Usiądź z kartką papieru i wypisz wszystkie negatywne myśli na swój temat. Spróbuj wyodrębnić obszary Twojej osoby i Twojej działalności, których one dotyczą. A teraz przedstaw twarde dowody na to, że te myśli są zawsze, w 100% prawdziwe. Pomogą Ci w tym pytania:

  • Czy przypominasz sobie jakiekolwiek zdarzenia, które zaprzeczają tej myśli?
  • Czy jakieś drobiazgi zaprzeczają tej myśli?
  • Czy gdyby taka negatywna myśl o sobie dręczyła Twojego przyjaciela, to co byś mu powiedział/a?

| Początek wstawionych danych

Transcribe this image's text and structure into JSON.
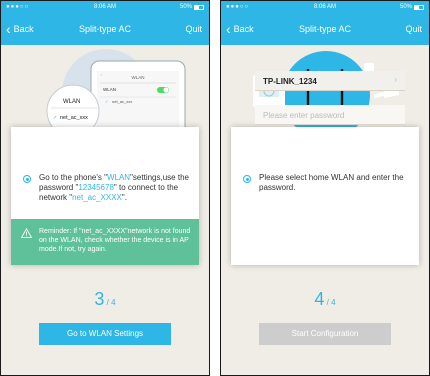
{
  "status_bar": {
    "signal": "●●●○○",
    "time": "8:06 AM",
    "battery": "50%"
  },
  "screens": [
    {
      "nav": {
        "back_label": "Back",
        "title": "Split-type AC",
        "quit_label": "Quit"
      },
      "illustration": {
        "wlan_bubble": "WLAN",
        "network_name": "net_ac_xxx",
        "phone_header": "WLAN",
        "phone_item": "net_ac_xxx"
      },
      "instruction": {
        "part1": "Go to the phone's \"",
        "wlan_highlight": "WLAN",
        "part2": "\"settings,use the password \"",
        "password_highlight": "12345678",
        "part3": "\" to connect to the network \"",
        "network_highlight": "net_ac_XXXX",
        "part4": "\"."
      },
      "reminder": "Reminder: If \"net_ac_XXXX\"network is not found on the WLAN, check whether the device is in AP mode.If not, try again.",
      "step": {
        "current": "3",
        "total": "4"
      },
      "button_label": "Go to WLAN Settings"
    },
    {
      "nav": {
        "back_label": "Back",
        "title": "Split-type AC",
        "quit_label": "Quit"
      },
      "instruction": "Please select home WLAN and enter the password.",
      "ssid_value": "TP-LINK_1234",
      "password_placeholder": "Please enter password",
      "step": {
        "current": "4",
        "total": "4"
      },
      "button_label": "Start Configuration"
    }
  ],
  "colors": {
    "accent": "#2eb7e6",
    "reminder_bg": "#5ec19a",
    "disabled_button": "#cdcdcd",
    "background": "#f0ede6"
  }
}
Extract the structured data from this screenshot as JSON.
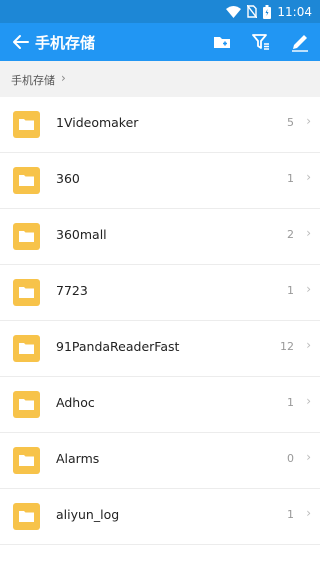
{
  "status_bar": {
    "time": "11:04",
    "icons": [
      "wifi-icon",
      "no-sim-icon",
      "battery-icon"
    ]
  },
  "app_bar": {
    "title": "手机存储",
    "actions": [
      "new-folder-icon",
      "filter-icon",
      "edit-icon"
    ],
    "color": "#2196f3"
  },
  "breadcrumb": {
    "label": "手机存储",
    "separator": "›"
  },
  "folders": [
    {
      "name": "1Videomaker",
      "count": "5"
    },
    {
      "name": "360",
      "count": "1"
    },
    {
      "name": "360mall",
      "count": "2"
    },
    {
      "name": "7723",
      "count": "1"
    },
    {
      "name": "91PandaReaderFast",
      "count": "12"
    },
    {
      "name": "Adhoc",
      "count": "1"
    },
    {
      "name": "Alarms",
      "count": "0"
    },
    {
      "name": "aliyun_log",
      "count": "1"
    }
  ],
  "folder_color": "#f7c34a"
}
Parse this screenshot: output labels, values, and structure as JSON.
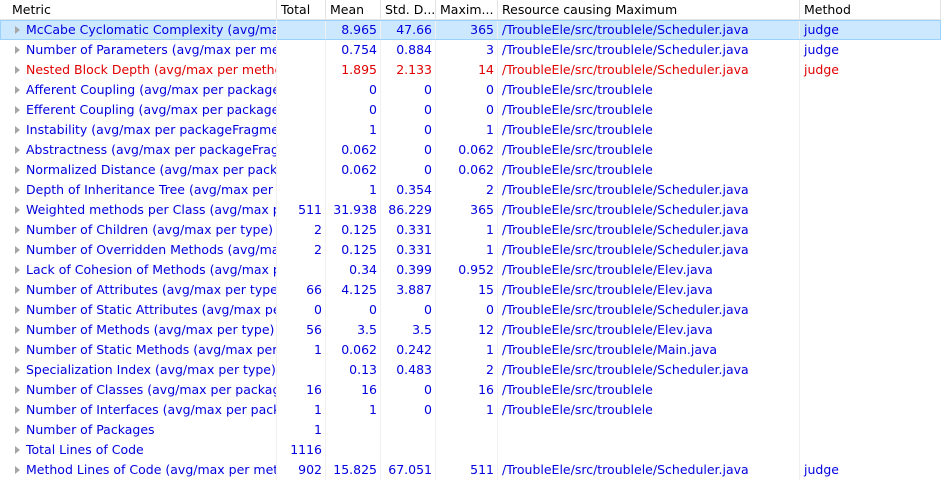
{
  "columns": {
    "metric": "Metric",
    "total": "Total",
    "mean": "Mean",
    "std": "Std. D...",
    "max": "Maxim...",
    "resource": "Resource causing Maximum",
    "method": "Method"
  },
  "colors": {
    "normal": "#0000e0",
    "warning": "#e00000",
    "selected_bg": "#cce8ff"
  },
  "rows": [
    {
      "metric": "McCabe Cyclomatic Complexity (avg/max per method)",
      "total": "",
      "mean": "8.965",
      "std": "47.66",
      "max": "365",
      "resource": "/TroubleEle/src/troublele/Scheduler.java",
      "method": "judge",
      "expandable": true,
      "selected": true,
      "warn": false
    },
    {
      "metric": "Number of Parameters (avg/max per method)",
      "total": "",
      "mean": "0.754",
      "std": "0.884",
      "max": "3",
      "resource": "/TroubleEle/src/troublele/Scheduler.java",
      "method": "judge",
      "expandable": true,
      "selected": false,
      "warn": false
    },
    {
      "metric": "Nested Block Depth (avg/max per method)",
      "total": "",
      "mean": "1.895",
      "std": "2.133",
      "max": "14",
      "resource": "/TroubleEle/src/troublele/Scheduler.java",
      "method": "judge",
      "expandable": true,
      "selected": false,
      "warn": true
    },
    {
      "metric": "Afferent Coupling (avg/max per packageFragment)",
      "total": "",
      "mean": "0",
      "std": "0",
      "max": "0",
      "resource": "/TroubleEle/src/troublele",
      "method": "",
      "expandable": true,
      "selected": false,
      "warn": false
    },
    {
      "metric": "Efferent Coupling (avg/max per packageFragment)",
      "total": "",
      "mean": "0",
      "std": "0",
      "max": "0",
      "resource": "/TroubleEle/src/troublele",
      "method": "",
      "expandable": true,
      "selected": false,
      "warn": false
    },
    {
      "metric": "Instability (avg/max per packageFragment)",
      "total": "",
      "mean": "1",
      "std": "0",
      "max": "1",
      "resource": "/TroubleEle/src/troublele",
      "method": "",
      "expandable": true,
      "selected": false,
      "warn": false
    },
    {
      "metric": "Abstractness (avg/max per packageFragment)",
      "total": "",
      "mean": "0.062",
      "std": "0",
      "max": "0.062",
      "resource": "/TroubleEle/src/troublele",
      "method": "",
      "expandable": true,
      "selected": false,
      "warn": false
    },
    {
      "metric": "Normalized Distance (avg/max per packageFragment)",
      "total": "",
      "mean": "0.062",
      "std": "0",
      "max": "0.062",
      "resource": "/TroubleEle/src/troublele",
      "method": "",
      "expandable": true,
      "selected": false,
      "warn": false
    },
    {
      "metric": "Depth of Inheritance Tree (avg/max per type)",
      "total": "",
      "mean": "1",
      "std": "0.354",
      "max": "2",
      "resource": "/TroubleEle/src/troublele/Scheduler.java",
      "method": "",
      "expandable": true,
      "selected": false,
      "warn": false
    },
    {
      "metric": "Weighted methods per Class (avg/max per type)",
      "total": "511",
      "mean": "31.938",
      "std": "86.229",
      "max": "365",
      "resource": "/TroubleEle/src/troublele/Scheduler.java",
      "method": "",
      "expandable": true,
      "selected": false,
      "warn": false
    },
    {
      "metric": "Number of Children (avg/max per type)",
      "total": "2",
      "mean": "0.125",
      "std": "0.331",
      "max": "1",
      "resource": "/TroubleEle/src/troublele/Scheduler.java",
      "method": "",
      "expandable": true,
      "selected": false,
      "warn": false
    },
    {
      "metric": "Number of Overridden Methods (avg/max per type)",
      "total": "2",
      "mean": "0.125",
      "std": "0.331",
      "max": "1",
      "resource": "/TroubleEle/src/troublele/Scheduler.java",
      "method": "",
      "expandable": true,
      "selected": false,
      "warn": false
    },
    {
      "metric": "Lack of Cohesion of Methods (avg/max per type)",
      "total": "",
      "mean": "0.34",
      "std": "0.399",
      "max": "0.952",
      "resource": "/TroubleEle/src/troublele/Elev.java",
      "method": "",
      "expandable": true,
      "selected": false,
      "warn": false
    },
    {
      "metric": "Number of Attributes (avg/max per type)",
      "total": "66",
      "mean": "4.125",
      "std": "3.887",
      "max": "15",
      "resource": "/TroubleEle/src/troublele/Elev.java",
      "method": "",
      "expandable": true,
      "selected": false,
      "warn": false
    },
    {
      "metric": "Number of Static Attributes (avg/max per type)",
      "total": "0",
      "mean": "0",
      "std": "0",
      "max": "0",
      "resource": "/TroubleEle/src/troublele/Scheduler.java",
      "method": "",
      "expandable": true,
      "selected": false,
      "warn": false
    },
    {
      "metric": "Number of Methods (avg/max per type)",
      "total": "56",
      "mean": "3.5",
      "std": "3.5",
      "max": "12",
      "resource": "/TroubleEle/src/troublele/Elev.java",
      "method": "",
      "expandable": true,
      "selected": false,
      "warn": false
    },
    {
      "metric": "Number of Static Methods (avg/max per type)",
      "total": "1",
      "mean": "0.062",
      "std": "0.242",
      "max": "1",
      "resource": "/TroubleEle/src/troublele/Main.java",
      "method": "",
      "expandable": true,
      "selected": false,
      "warn": false
    },
    {
      "metric": "Specialization Index (avg/max per type)",
      "total": "",
      "mean": "0.13",
      "std": "0.483",
      "max": "2",
      "resource": "/TroubleEle/src/troublele/Scheduler.java",
      "method": "",
      "expandable": true,
      "selected": false,
      "warn": false
    },
    {
      "metric": "Number of Classes (avg/max per packageFragment)",
      "total": "16",
      "mean": "16",
      "std": "0",
      "max": "16",
      "resource": "/TroubleEle/src/troublele",
      "method": "",
      "expandable": true,
      "selected": false,
      "warn": false
    },
    {
      "metric": "Number of Interfaces (avg/max per packageFragment)",
      "total": "1",
      "mean": "1",
      "std": "0",
      "max": "1",
      "resource": "/TroubleEle/src/troublele",
      "method": "",
      "expandable": true,
      "selected": false,
      "warn": false
    },
    {
      "metric": "Number of Packages",
      "total": "1",
      "mean": "",
      "std": "",
      "max": "",
      "resource": "",
      "method": "",
      "expandable": true,
      "selected": false,
      "warn": false
    },
    {
      "metric": "Total Lines of Code",
      "total": "1116",
      "mean": "",
      "std": "",
      "max": "",
      "resource": "",
      "method": "",
      "expandable": true,
      "selected": false,
      "warn": false
    },
    {
      "metric": "Method Lines of Code (avg/max per method)",
      "total": "902",
      "mean": "15.825",
      "std": "67.051",
      "max": "511",
      "resource": "/TroubleEle/src/troublele/Scheduler.java",
      "method": "judge",
      "expandable": true,
      "selected": false,
      "warn": false
    }
  ]
}
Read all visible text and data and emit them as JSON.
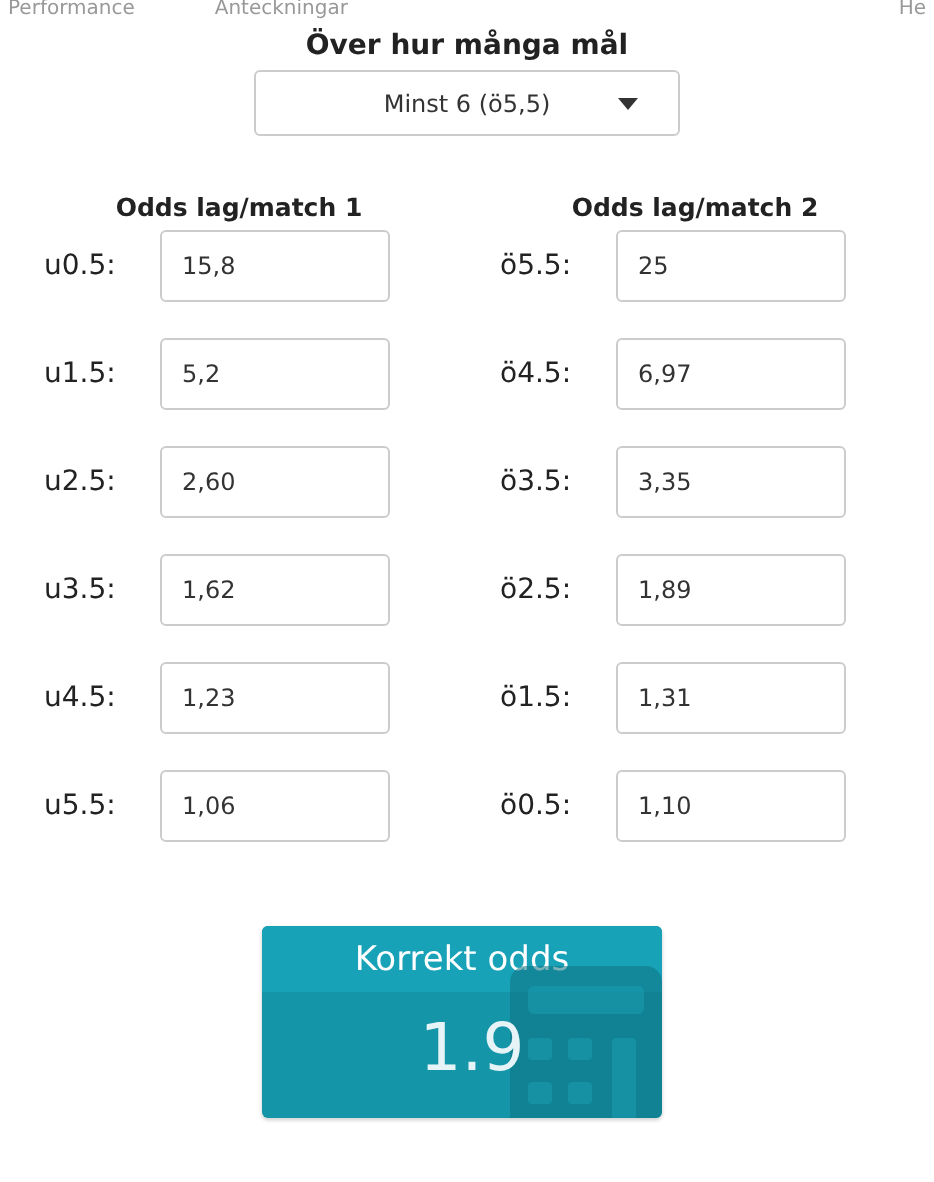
{
  "nav": [
    "Performance",
    "Anteckningar",
    "He"
  ],
  "goals": {
    "label": "Över hur många mål",
    "value": "Minst 6 (ö5,5)"
  },
  "columns": [
    {
      "title": "Odds lag/match 1",
      "rows": [
        {
          "label": "u0.5:",
          "value": "15,8"
        },
        {
          "label": "u1.5:",
          "value": "5,2"
        },
        {
          "label": "u2.5:",
          "value": "2,60"
        },
        {
          "label": "u3.5:",
          "value": "1,62"
        },
        {
          "label": "u4.5:",
          "value": "1,23"
        },
        {
          "label": "u5.5:",
          "value": "1,06"
        }
      ]
    },
    {
      "title": "Odds lag/match 2",
      "rows": [
        {
          "label": "ö5.5:",
          "value": "25"
        },
        {
          "label": "ö4.5:",
          "value": "6,97"
        },
        {
          "label": "ö3.5:",
          "value": "3,35"
        },
        {
          "label": "ö2.5:",
          "value": "1,89"
        },
        {
          "label": "ö1.5:",
          "value": "1,31"
        },
        {
          "label": "ö0.5:",
          "value": "1,10"
        }
      ]
    }
  ],
  "result": {
    "title": "Korrekt odds",
    "value": "1.9"
  }
}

Dla przykładu przytoczę tu przykład mojej znajomej, która dłuższy czas po urlopie macierzyńskim nie mogła znaleźć odpowiedniej dla siebie pracy. Mąż od wielu lat wmawiał jej, że jest leniwa i dlatego nie osiąga wysokich zarobków. Doszło do rozwodu, który emocjonalnie ją „dobił”, a przez to zupełnie nie była w stanie uwierzyć, że znajdzie dobrą pracę. Mąż podczas rozprawy sądowej podtrzymywał swoją opinię, w celu uzyskania jak najkorzystniejszego dla siebie wyroku alimentacyjnego. Gdy przeczytała na piśmie skierowanym do sądu jego stanowisko, podważające jej dobre intencje i starania, które miały uświadomić sędziemu, że jest nieudolna i leniwa, ogarnęła ją rozpacz, a potem wściekłość. Żeby dać upust swoim emocjom, natychmiast zabrała się do napisania obszernego pisma zaprzeczającego tezom męża. To zmusiło ją do zebrania dla sądu wszystkich możliwych dowodów swoich osiągnięć zawodowych: dyplomu ukończenia studiów z wynikiem bardzo dobrym, kwitów przyznających jej stypendia naukowe, zaświadczeń o zaliczeniu czterech lat studiów doktoranckich, wszystkich rekomendacji, jakie kiedykolwiek uzyskała od klientów, wszystkich podpisanych z miastem umów, dla których wykonała kiedyś usługi itd. Kończąc pismo uświadomiła sobie, że wyłaniający się z niego obraz jest następujący: zawsze była bardzo pracowitą, ambitną i zdolną osobą. Dobrze zapowiadająca się kariera załamała się w czasie małżeństwa, w wyniku systematycznego obniżania jej poczucia własnej wartości przez najbliższą jej osobę. Rozpisanie wszystkich swoich osiągnięć i przyjrzenie się wszystkim zgromadzonym dowodom swojej zawodowej działalności, okazało się nie tylko punktem zwrotnym w sprawie sądowej, ale i w jej życiu. Zrozumiała, że nie jest leniwa, nieudolna i beznadziejna. Fakty temu wyraźnie przeczyły. Dała sobie czas na podreperowanie swojego poczucia własnej wartości, zapisała się na terapię i obecnie z sukcesami prowadzi swoją firmę, wykonując wyuczony zawód, który uwielbia.

Zachęcam Cię do tego samego. Wypisz wszystkie swoje atuty i dowody na ich prawdziwość w obszarach, w których masz zaniżone poczucie własnej wartości. Sprawdź jak to na Ciebie wpłynie.